Engineering immune cells inside the patient's body
Engineering immune cells inside the patient's body

The Science Behind the Startup: Precision, Safety, and Genomic Hitchhiking


One of the key advances developed during his Stanford postdoc was a technique for safer, more targeted gene delivery. “We were able to deliver a desired gene that the child is missing into the liver cells of that child, without requiring a nucleate. It was still site-specific, but what determined the site-specificity was strictly the design of the vector with the appropriate sequences called homology arms, and that was much safer than previous technologies.”


The innovation went further with what he describes as a promoter-less strategy. “Our vectors did not contain a sequence that drives expression. Only upon on-target integration was expression possible, and that was made possible by hitchhiking on an endogenous promoter.” He elaborates: “We went into a place in the genome where expression is already very high and we hitchhiked. We took advantage of that high expression of the endogenous locus and conferred that to our engineered integrated gene.”


This method proved especially powerful in conditions like Hemophilia B. “The coagulation factor is expressed if and only if it is integrated into the desired location, the desired location being the albumin locus in the liver. Even rare integration events could lead to high expression of our coagulation factor, because these rare engineered cells act as factories.”


Prof. Adi Barzel


Translating Discovery Into Impact

Barzel’s academic insights led to real-world ventures. “The first related to the liver gene therapy, that was a spin-off of Stanford.
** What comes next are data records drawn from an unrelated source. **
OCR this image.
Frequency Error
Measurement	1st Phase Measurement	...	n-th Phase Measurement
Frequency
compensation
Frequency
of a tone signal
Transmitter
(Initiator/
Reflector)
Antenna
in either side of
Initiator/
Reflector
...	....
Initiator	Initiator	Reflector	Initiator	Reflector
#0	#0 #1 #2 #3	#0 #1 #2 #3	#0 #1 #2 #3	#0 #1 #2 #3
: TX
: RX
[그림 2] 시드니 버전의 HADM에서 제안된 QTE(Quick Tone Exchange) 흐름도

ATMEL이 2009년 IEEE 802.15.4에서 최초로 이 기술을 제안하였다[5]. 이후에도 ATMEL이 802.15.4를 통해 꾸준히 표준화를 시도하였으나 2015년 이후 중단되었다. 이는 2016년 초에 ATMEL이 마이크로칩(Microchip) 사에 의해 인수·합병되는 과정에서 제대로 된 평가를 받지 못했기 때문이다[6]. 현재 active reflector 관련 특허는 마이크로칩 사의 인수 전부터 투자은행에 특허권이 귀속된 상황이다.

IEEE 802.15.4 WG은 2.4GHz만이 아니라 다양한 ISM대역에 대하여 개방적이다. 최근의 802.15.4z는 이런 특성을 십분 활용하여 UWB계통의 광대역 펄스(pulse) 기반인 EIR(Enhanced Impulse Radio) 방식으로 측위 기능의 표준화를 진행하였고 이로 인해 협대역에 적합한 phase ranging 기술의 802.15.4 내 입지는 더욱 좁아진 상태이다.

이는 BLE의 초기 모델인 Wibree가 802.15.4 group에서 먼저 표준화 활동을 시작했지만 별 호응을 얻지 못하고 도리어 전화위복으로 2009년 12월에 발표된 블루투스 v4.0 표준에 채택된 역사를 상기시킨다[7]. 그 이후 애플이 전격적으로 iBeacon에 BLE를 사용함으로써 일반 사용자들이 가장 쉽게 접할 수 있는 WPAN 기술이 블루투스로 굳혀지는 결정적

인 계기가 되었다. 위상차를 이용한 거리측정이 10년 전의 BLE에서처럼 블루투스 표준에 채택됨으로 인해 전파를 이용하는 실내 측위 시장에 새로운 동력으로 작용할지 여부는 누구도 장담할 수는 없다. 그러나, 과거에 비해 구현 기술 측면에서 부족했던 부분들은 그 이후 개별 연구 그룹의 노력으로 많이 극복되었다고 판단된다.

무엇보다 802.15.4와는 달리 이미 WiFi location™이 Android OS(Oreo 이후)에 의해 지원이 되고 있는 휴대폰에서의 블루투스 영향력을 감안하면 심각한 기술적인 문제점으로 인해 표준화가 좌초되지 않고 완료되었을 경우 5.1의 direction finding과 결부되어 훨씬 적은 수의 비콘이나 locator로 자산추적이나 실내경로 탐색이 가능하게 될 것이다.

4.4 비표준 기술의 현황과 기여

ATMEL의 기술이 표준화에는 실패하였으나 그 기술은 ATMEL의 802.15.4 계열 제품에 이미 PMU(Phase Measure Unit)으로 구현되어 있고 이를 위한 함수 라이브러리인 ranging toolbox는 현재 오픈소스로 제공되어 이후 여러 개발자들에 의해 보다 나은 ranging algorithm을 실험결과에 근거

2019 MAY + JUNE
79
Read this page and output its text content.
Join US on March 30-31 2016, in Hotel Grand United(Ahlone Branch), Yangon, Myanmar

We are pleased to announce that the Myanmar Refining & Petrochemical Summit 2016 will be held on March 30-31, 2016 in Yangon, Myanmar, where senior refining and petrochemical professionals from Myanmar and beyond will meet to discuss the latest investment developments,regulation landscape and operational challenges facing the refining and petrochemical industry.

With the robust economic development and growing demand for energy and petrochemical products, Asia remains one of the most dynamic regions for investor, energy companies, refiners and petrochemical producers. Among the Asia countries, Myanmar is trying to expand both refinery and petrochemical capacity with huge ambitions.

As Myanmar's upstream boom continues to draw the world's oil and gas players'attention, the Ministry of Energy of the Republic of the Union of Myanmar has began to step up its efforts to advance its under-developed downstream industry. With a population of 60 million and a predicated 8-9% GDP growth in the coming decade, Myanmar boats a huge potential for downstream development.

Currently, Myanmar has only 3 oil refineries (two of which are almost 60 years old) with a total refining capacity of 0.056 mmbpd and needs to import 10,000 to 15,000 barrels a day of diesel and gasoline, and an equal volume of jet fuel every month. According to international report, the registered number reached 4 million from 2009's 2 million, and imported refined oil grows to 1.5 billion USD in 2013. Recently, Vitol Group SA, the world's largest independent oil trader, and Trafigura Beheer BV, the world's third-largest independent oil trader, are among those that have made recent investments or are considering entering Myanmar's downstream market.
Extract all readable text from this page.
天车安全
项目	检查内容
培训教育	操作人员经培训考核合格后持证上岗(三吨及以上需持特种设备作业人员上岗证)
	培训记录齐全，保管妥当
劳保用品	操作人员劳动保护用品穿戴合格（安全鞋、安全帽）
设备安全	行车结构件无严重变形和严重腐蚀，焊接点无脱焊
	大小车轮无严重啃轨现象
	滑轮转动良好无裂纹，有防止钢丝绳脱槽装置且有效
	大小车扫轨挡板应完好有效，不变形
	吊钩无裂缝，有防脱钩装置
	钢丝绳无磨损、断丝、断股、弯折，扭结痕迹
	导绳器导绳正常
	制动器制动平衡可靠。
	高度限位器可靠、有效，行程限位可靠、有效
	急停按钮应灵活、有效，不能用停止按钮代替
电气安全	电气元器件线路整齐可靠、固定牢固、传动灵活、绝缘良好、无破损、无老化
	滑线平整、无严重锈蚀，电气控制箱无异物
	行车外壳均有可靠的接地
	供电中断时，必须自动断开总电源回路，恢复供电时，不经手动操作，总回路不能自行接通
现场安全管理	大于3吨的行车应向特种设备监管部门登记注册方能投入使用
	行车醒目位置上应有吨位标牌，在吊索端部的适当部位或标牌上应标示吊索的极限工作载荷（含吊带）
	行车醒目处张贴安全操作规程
It became a public company, LogicBio Therapeutics, and was later sold to AstraZeneca.” That journey from postdoc to public company would later inspire two more ventures out of his lab at Tel Aviv University.


“So our lab was among several pioneering labs in the field of B cell engineering,” he says of Tabby Therapeutics, which targets HIV by engineering B cells to express protective antibodies. “Later development allowed us to perform this engineering inside the body. You take a vial out of the freezer and you inject the vector, all this to be done in vivo.” A third company, Zelig Therapeutics, builds on CAR-T technologies to eliminate IgE-producing cells, offering a potential cure for severe allergies: “If it was possible to find all the cells that produce IgE and kill them, so we will do well without IgE.”


Reflecting on the transition from academic lab to startup founder, he describes a steep but rewarding learning curve. “To move out of academia and start knocking on doors of venture capitalists was quite a thrill. It’s lots of work but lots of fun and it's exciting to see the technologies mature from a starting from the whiteboard behind me and moving to the tissue culture and to mice and then later into companies and into clinical trials in humans.”


Prof. Barzel is also acutely aware of the challenges facing biotech entrepreneurs in Israel: “The major challenge in our field is the C-level team. We are not a mature ecosystem in Israel. We don't have many people with the required experience to lead such companies. So when we're trying to tackle this, for example, my current company uses many Israelis that live abroad and have experience in the US.”


Ultimately, for him, science is not just a pursuit of knowledge, it's a mission. “I don't want to be a poet that writes songs and puts them in a drawer. It's all for the benefit of the public. I find that it enriches and makes better my academic research that I also engage in translation and in the clinic.”